If a transmitter has a zero-calibration error, that error can be corrected by carefully adjusting the “zero” until reaching the ideal response, essentially altering the value of “b” from the linear equation.
Span-offset error in calibration
A span offset error in a calibration causes the slope of the function to change, which is equivalent to changing the value of m in the linear equation. This error affects unequally at different values or points through the range of the instrument.
Transmitters with span calibration errors can be corrected by carefully adjusting the span until an ideal response is achieved, essentially altering the value of “m”.

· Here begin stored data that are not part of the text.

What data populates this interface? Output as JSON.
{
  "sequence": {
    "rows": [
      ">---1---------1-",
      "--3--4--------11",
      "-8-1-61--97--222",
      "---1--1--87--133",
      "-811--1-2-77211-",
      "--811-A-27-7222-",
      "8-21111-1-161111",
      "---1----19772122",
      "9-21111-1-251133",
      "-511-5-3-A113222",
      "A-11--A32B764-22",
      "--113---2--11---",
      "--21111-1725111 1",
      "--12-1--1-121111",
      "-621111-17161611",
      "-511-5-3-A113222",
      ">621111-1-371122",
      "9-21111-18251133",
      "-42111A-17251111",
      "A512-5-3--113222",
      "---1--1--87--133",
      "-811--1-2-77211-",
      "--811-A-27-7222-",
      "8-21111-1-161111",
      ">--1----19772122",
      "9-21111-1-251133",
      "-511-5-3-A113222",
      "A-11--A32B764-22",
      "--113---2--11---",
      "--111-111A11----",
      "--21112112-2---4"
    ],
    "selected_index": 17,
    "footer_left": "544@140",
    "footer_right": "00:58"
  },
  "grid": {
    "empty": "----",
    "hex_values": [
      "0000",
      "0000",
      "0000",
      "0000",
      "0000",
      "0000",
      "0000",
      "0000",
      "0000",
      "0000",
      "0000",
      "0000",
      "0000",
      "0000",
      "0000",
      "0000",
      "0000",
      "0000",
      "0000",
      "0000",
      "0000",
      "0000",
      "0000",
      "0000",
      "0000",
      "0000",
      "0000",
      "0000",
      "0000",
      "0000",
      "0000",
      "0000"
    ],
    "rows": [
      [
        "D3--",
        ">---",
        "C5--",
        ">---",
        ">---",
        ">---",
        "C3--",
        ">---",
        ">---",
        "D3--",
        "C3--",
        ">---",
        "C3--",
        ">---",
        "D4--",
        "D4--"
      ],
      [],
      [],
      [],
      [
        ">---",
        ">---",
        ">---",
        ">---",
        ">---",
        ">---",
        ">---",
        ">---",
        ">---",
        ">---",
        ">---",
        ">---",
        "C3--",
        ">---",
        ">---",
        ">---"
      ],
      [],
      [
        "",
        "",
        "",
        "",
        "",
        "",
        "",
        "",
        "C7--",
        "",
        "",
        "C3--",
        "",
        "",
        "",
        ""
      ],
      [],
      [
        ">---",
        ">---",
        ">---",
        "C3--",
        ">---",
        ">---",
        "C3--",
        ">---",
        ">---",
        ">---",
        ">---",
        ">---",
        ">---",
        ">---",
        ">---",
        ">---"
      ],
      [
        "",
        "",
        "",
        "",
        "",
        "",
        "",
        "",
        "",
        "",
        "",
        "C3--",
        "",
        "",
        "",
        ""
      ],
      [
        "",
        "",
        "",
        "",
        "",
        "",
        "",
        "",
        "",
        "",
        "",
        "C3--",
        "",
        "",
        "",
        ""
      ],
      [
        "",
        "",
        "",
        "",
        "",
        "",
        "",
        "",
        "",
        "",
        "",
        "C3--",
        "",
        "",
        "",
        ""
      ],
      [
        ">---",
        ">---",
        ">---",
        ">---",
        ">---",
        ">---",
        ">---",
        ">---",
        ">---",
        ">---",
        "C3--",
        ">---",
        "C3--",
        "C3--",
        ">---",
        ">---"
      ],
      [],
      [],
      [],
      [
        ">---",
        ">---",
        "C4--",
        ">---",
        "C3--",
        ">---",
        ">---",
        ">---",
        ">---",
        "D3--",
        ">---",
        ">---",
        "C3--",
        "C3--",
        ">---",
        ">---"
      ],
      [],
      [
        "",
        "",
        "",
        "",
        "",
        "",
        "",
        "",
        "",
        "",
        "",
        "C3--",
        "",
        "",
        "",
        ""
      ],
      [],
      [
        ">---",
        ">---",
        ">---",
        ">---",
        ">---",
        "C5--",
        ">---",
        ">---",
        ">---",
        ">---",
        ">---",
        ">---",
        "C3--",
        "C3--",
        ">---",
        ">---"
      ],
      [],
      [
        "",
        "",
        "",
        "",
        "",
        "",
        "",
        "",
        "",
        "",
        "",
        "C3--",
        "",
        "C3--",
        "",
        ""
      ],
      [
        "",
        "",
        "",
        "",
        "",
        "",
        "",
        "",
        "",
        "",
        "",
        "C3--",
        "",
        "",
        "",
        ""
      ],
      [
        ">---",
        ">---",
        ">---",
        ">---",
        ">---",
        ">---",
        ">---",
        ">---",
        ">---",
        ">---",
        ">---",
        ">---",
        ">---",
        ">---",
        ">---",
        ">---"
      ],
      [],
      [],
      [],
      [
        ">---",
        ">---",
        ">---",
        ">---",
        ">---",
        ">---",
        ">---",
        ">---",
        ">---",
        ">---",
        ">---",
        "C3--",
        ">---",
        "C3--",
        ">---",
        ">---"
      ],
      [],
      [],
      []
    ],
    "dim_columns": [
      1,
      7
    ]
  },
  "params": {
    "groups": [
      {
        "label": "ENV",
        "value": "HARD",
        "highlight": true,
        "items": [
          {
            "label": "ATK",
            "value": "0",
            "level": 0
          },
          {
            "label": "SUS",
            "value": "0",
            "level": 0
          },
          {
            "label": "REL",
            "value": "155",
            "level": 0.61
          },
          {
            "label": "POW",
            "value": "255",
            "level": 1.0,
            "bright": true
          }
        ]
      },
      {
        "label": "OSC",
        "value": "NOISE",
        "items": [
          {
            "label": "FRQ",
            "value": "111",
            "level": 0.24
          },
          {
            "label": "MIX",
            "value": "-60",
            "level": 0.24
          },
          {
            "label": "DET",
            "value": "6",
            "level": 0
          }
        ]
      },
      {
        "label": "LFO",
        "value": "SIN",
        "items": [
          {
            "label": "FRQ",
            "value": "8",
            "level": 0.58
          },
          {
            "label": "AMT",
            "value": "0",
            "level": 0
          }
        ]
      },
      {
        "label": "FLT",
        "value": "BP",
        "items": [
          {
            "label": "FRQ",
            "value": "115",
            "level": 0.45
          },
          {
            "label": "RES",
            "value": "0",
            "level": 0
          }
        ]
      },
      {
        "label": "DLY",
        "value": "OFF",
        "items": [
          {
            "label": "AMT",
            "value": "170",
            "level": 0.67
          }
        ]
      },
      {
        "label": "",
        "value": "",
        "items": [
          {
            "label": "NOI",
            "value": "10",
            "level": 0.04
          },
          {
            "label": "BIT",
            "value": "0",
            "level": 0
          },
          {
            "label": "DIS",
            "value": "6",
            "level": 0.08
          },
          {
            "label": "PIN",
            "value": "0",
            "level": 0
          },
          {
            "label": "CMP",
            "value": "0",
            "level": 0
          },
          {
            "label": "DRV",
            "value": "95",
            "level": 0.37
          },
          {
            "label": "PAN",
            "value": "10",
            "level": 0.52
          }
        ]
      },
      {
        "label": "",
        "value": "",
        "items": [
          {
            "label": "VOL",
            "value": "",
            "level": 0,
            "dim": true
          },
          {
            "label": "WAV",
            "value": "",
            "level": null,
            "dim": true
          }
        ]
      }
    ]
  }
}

Linearity error in calibration
A linearity error in a calibration causes the response function of the instrument to stop being a straight line. This kind of error is not directly related to zero (b) or span (m) offsets because the above equation only describes straight lines.
Some instruments provide the possibility of adjusting the linearity response, in this case, this parameter must be modified with extreme care. The behavior of the linearity adjustment is unique for each instrument model, therefore we must consult the manufacturer’s documentation to know the details.
How this parameter works exactly? If the instrument does not provide the possibility of modifying its linearity, the best we can do when faced with this type of error is to “divide or split the error” between the high and low ends of the range, therefore the absolute maximum error at any point in the range will be minimized.
Hysteresis error in calibration
A hysteresis error in calibration occurs when the response of the instrument at certain points or values is different when increasing the input signal that when decreasing the input signal. The only way to detect this type of error is to do an up-down test in the calibration, that is, to take note of the determined values when the input signal increases and compare them with the same values but decreasing the input signal.
They are almost always caused by mechanical friction of the sensor elements such as bourdon tubes, bellows, diaphragms, pivots, etc. The friction always acts in the opposite direction to that of the relative motion-usually faulty components must be replaced or coupling problems in the instrument mechanism corrected.
In practice, the most common calibration errors are a combination of zero, span, linearity, and hysteresis problem.